—Concerned About Arrears
“First and foremost, the association is most likely precluded from filing a lien representing the delinquent account,” says attorney Stuart J. Lieberman of the Princeton-based law firm of Lieberman & Blecher, P.C. “In most cases, associations have a right under the Condominium Act to file a lien in cases where property owners are delinquent on their monthly assessments. However, in the case of bankruptcy there is an automatic stay pursuant to Section 362 of the Bankruptcy Code, which appears to preclude the association from filing a lien.
“Specifically, once a bankruptcy petition is filed, most legal actions taken against the bankrupt petitioner are put on hold. This is referred to by lawyers as an ‘automatic stay.’ The effect of the automatic stay is that the bankrupt estate remains status quo, so that the bankruptcy court can work things out and either allow for reorganization or liquidation of the bankrupt estate.

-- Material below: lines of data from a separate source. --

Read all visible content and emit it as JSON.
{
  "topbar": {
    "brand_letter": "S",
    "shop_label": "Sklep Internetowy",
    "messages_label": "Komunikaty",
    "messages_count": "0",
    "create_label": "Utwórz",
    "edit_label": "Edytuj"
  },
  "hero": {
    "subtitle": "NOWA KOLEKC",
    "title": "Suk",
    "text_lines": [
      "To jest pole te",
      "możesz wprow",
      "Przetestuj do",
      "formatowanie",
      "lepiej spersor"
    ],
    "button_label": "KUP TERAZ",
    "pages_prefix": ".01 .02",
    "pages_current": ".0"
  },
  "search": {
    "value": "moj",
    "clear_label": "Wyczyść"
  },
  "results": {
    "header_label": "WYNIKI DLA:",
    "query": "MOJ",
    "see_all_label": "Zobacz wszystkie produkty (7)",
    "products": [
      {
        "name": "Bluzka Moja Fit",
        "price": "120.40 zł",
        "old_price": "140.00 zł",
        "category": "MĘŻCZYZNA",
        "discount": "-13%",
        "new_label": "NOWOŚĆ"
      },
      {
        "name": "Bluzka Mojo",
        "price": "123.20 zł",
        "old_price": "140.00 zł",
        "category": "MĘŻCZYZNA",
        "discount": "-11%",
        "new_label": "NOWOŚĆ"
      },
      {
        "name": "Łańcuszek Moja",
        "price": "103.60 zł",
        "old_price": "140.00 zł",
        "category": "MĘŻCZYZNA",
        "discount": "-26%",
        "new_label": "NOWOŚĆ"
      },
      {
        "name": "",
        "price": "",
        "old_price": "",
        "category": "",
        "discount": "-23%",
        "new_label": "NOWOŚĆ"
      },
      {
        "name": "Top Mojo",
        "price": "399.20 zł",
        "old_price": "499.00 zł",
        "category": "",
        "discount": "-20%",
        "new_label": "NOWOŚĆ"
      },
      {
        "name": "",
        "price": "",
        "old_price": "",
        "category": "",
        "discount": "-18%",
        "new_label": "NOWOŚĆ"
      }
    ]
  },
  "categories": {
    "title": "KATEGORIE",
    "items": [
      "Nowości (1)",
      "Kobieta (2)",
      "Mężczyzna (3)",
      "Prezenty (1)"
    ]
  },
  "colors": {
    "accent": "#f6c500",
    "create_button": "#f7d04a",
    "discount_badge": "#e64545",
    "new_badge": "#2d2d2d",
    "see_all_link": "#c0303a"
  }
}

“Among other things, the automatic stay precludes any act to create, perfect or enforce a lien against the property of the estate or the property of the debtor to the extent the lien secures a pre-petition claim. It therefore seems that the prudent and legally appropriate response is to not file a lien against a unit owner who has filed for bankruptcy.
“This does not mean that the association has no remedies available to it once bankruptcy has been filed. The association will be a creditor in the bankruptcy case and will file a claim in the bankruptcy proceeding.
“Bankruptcy law establishes a hierarchy of claims, and certain claims go to the head of the line and are paid first. The association’s lawyer will do what he or she can to try and make sure that as much of the association’s claim for the arrearages is paid for out of the estate.
“Bankruptcy judges also have the ability to consider contested hearings involving the bankrupt petitioner. This means that if the association needs to litigate any part of its claim with the unit owner, the bankruptcy court has the ability to hold a mini-hearing and resolve the dispute.
“Thus, the good news is that bankruptcy court provides a mechanism for theoretically resolving arrearages involving a bankrupt unit owner. Experience tells us, however, that in many instances these types of claims are not paid in full out of the bankrupt estate. Sometimes, they are resolved through payment of pennies on the dollar. Sometimes, the association receives nothing at all.
“The bottom line is that associations must be proactive and insure that unit owners remain current on their monthly obligations. Especially in times such as these, where the number of bankruptcy filings has escalated, staying on top of arrearages before someone files for bankruptcy represents the most efficient policy and the best advice that I can give you.”